The following recommendations are based on the research I conducted for this study. What this research enabled me to do is develop my critical thinking on this issue.

  • Policies and programmes developed on HIV/AIDS at the international and national level need to be informed by rigorous evidence, collected through critical, reflexive methodologies.

  • To advance HIV/AIDS policies and programmes, stakeholders will need to embed policies in epidemiological evidence and pay greater attention to how the wider political contexts at national and international levels impact on the policy and implementation processes.

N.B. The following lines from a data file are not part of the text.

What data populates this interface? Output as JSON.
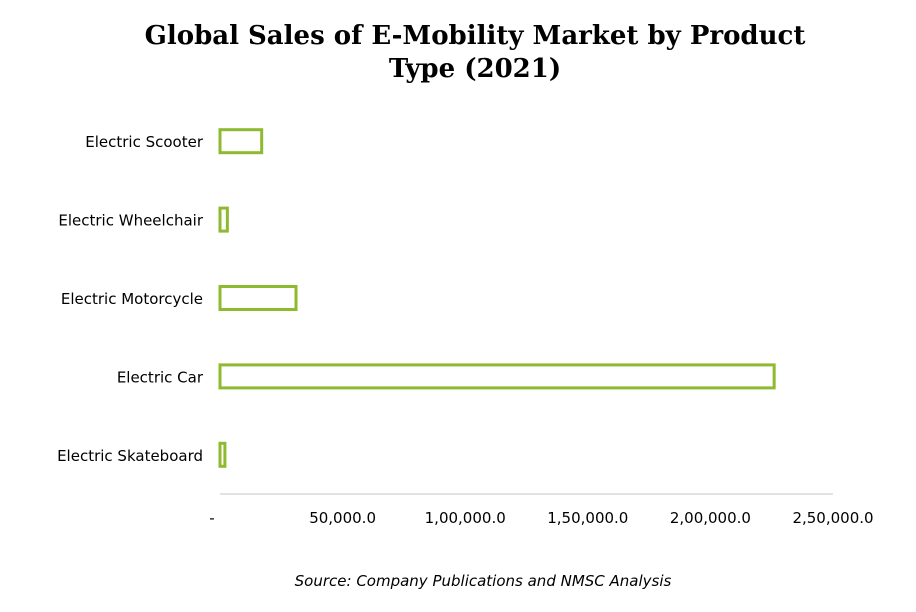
{
  "chart_data": {
    "type": "bar",
    "orientation": "horizontal",
    "title": "Global Sales of E-Mobility Market by Product Type (2021)",
    "categories": [
      "Electric Scooter",
      "Electric Wheelchair",
      "Electric Motorcycle",
      "Electric Car",
      "Electric Skateboard"
    ],
    "values": [
      17000,
      3000,
      31000,
      226000,
      2000
    ],
    "xlim": [
      0,
      250000
    ],
    "x_ticks": [
      0,
      50000,
      100000,
      150000,
      200000,
      250000
    ],
    "x_tick_labels": [
      "-",
      "50,000.0",
      "1,00,000.0",
      "1,50,000.0",
      "2,00,000.0",
      "2,50,000.0"
    ],
    "xlabel": "",
    "ylabel": "",
    "grid": false,
    "legend": "none",
    "bar_style": "outline",
    "bar_color": "#8dba2f"
  },
  "source": "Source: Company Publications and NMSC Analysis"
}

  • Stakeholders need to better articulate the link between sexual cultural practices, gender-based violence and women’s health.

  • Donors need to ensure they visit rural areas so that they understand the culture of the country and respond to local concerns and priorities.

  • Quantification of the risk of HIV infection after sexual intercourse is difficult to measure therefore more quantitative studies are also needed regarding the risk of HIV infection after sexual intercourse to inform policy.

  • Research needs to be accessible to non-academics. Researchers need to educate policymakers, by carrying out research that focuses on the ordinary cultural practices, such as extramarital relationships instead of the taken-for-granted understandings of rural people.